SATURDAY, JULY 20, 2019
GROUND No 216
OF all Princes Park's unique and endearing features, the 18ft tall wooden sculpture of a fan on the terraces has to be the most striking.
I mean, have you ever seen anything like it?
Arms outstretched, gaze firmly set on the pitch, Dartford's biggest fan is just one of remarkable features of this eco-friendly stadium that blows completely out of the water the notion that all new builds are boring, soulless structures.
Since 2006 when they moved here (they'd led a nomadic existence for number of years after being forced to leave Watling Street) Dartford have played not only on grass but underneath it.
That's because covering the four sides of the ground are curved coverings, each with a 'living roof' - layers of vegetation that provide an air filtration system.

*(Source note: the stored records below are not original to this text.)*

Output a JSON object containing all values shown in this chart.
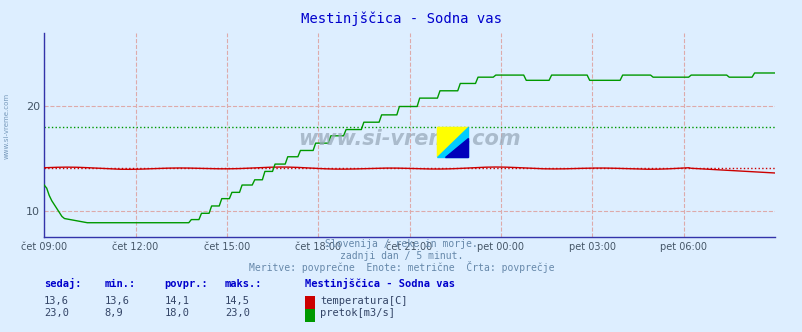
{
  "title": "Mestinjščica - Sodna vas",
  "bg_color": "#ddeeff",
  "plot_bg_color": "#ddeeff",
  "x_labels": [
    "čet 09:00",
    "čet 12:00",
    "čet 15:00",
    "čet 18:00",
    "čet 21:00",
    "pet 00:00",
    "pet 03:00",
    "pet 06:00"
  ],
  "x_ticks_norm": [
    0.0,
    0.125,
    0.25,
    0.375,
    0.5,
    0.625,
    0.75,
    0.875
  ],
  "n_points": 289,
  "ylim": [
    7.5,
    27.0
  ],
  "yticks": [
    10,
    20
  ],
  "temp_color": "#cc0000",
  "flow_color": "#009900",
  "grid_color": "#ddaaaa",
  "temp_avg": 14.1,
  "flow_avg": 18.0,
  "temp_min": 13.6,
  "temp_max": 14.5,
  "temp_now": "13,6",
  "flow_min": "8,9",
  "flow_max": "23,0",
  "flow_now": "23,0",
  "temp_now_f": "13,6",
  "temp_min_f": "13,6",
  "temp_avg_f": "14,1",
  "temp_max_f": "14,5",
  "flow_now_f": "23,0",
  "flow_min_f": "8,9",
  "flow_avg_f": "18,0",
  "flow_max_f": "23,0",
  "footer_line1": "Slovenija / reke in morje.",
  "footer_line2": "zadnji dan / 5 minut.",
  "footer_line3": "Meritve: povprečne  Enote: metrične  Črta: povprečje",
  "label_sedaj": "sedaj:",
  "label_min": "min.:",
  "label_povpr": "povpr.:",
  "label_maks": "maks.:",
  "legend_title": "Mestinjščica - Sodna vas",
  "legend_temp": "temperatura[C]",
  "legend_flow": "pretok[m3/s]",
  "watermark": "www.si-vreme.com",
  "sidebar_text": "www.si-vreme.com",
  "title_color": "#0000cc",
  "text_color": "#6688aa",
  "label_color": "#0000cc",
  "value_color": "#334466"
}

Glued laminated timber beans support them, and the heavy use of timber around the ground gives it the feel of belonging in a Norwegian forest rather than a stone's throw from the Dartford Tunnel.
The pitch is sunk two metres below ground level to reduce noise and light pollution, there are solar panels on the changing room roof and rainwater is collected in two ponds to serve the toilets.
They really have thought of everything. When I went to the loo at half-time, I expected a notice telling me that any deposits would be used as a natural fertiliser on an organic farm behind the car park where hand-reared cattle were raised to provide meat for the burgers in the snack bar.
Concrete steps - covered by those grass-topped roofs - ring the pitch, save for the South Stand side where 642 seats nestle in front of the clubhouse, function suite and changing rooms.
Another nice touch is an area of the back wall where you can buy a brick your name or that of a loved one on, and a tribute to the Dartford team that reached the 1974 FA Trophy final at Wembley.
A banner in amongst the advertising hoardings n front of it reads: "If only all stadiums were like Princes Park."